CIUDAD DEL ESTE (Historical review, by editorial) Shaka (1787-22 September 1828), also known as Shaka Zulu, the name by which he appears more often in history books, was a Zulu tribal chief who in early The 19th century began a process that transformed the small Zulu tribe into the mightiest warrior nation in Africa, successfully meeting the British Empire’s advance from the Cape of Good Hope. There are several versions of the life and work of this tribal chief that are often at odds with reality, presenting him as a brilliant military leader or as an inhuman despot. The sources on his life come mainly from the Zulu oral tradition.
Shaka Zulu is one of the great tribal chiefs and military commanders in African history. Shaka turned his people into a great military power and at the mercy of his victories united the battle-hardened Zulu tribes of the region, who would later inflict a series of painful defeats on the colonial forces of Europe.

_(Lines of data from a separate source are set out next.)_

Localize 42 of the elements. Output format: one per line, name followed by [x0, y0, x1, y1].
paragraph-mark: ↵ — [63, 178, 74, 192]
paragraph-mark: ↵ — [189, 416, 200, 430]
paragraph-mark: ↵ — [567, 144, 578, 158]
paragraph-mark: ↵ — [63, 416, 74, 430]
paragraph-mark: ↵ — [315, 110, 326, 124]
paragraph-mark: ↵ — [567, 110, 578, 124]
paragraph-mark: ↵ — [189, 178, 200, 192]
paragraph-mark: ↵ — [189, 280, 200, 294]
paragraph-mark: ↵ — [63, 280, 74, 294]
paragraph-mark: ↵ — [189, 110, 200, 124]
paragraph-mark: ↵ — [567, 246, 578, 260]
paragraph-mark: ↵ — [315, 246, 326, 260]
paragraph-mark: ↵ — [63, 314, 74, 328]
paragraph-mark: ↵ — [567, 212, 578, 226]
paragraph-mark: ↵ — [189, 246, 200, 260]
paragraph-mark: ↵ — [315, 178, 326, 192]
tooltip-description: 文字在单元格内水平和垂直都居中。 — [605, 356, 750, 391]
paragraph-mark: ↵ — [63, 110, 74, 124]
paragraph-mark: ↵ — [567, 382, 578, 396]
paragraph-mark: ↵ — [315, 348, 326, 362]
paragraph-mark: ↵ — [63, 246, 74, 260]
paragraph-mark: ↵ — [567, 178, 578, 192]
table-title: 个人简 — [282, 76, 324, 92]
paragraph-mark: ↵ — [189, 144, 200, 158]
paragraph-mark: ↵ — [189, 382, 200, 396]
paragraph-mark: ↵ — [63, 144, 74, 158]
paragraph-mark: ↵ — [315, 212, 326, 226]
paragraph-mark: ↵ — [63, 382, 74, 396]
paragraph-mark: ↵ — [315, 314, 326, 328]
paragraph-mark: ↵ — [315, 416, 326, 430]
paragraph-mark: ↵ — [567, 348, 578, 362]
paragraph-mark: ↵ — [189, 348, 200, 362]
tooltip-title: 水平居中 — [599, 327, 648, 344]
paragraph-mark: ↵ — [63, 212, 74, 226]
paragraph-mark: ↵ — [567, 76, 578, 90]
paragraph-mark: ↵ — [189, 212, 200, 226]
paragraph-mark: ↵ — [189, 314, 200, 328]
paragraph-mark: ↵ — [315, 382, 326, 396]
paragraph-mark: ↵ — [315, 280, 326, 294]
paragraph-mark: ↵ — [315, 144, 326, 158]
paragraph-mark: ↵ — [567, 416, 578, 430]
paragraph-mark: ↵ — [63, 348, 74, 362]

Like other great warlords, Shaka has a terrible reputation behind him, and it is that although the figures may be exaggerated, if he is responsible for thousands of murders against neighboring tribes that did not want to submit to his will, he also displaced millions of people during his conquests.
On the other hand, the importance of Shaka was enormous when it came to forging a community of enormous military entity that may have had an army of up to 100,000 warriors, which strongly resisted the immense power of the British Empire, in what may have been its best hour. .
Shaka’s army was only infantry, he did not have cavalry, the caudillo’s preferred tactic was the buffalo head, which consisted of the soldiers carrying out a combat formation reminiscent of the head of said animal, divided into four corps , some had to hit from the front, while the others that represented the horns attacked from the wings and finally made a final closure from behind to the enemy. It is said that in 1820 the territory that Shaka dominated in extension was larger than France itself.
.- Shaka Zulu, Joshua Sinclair (2013).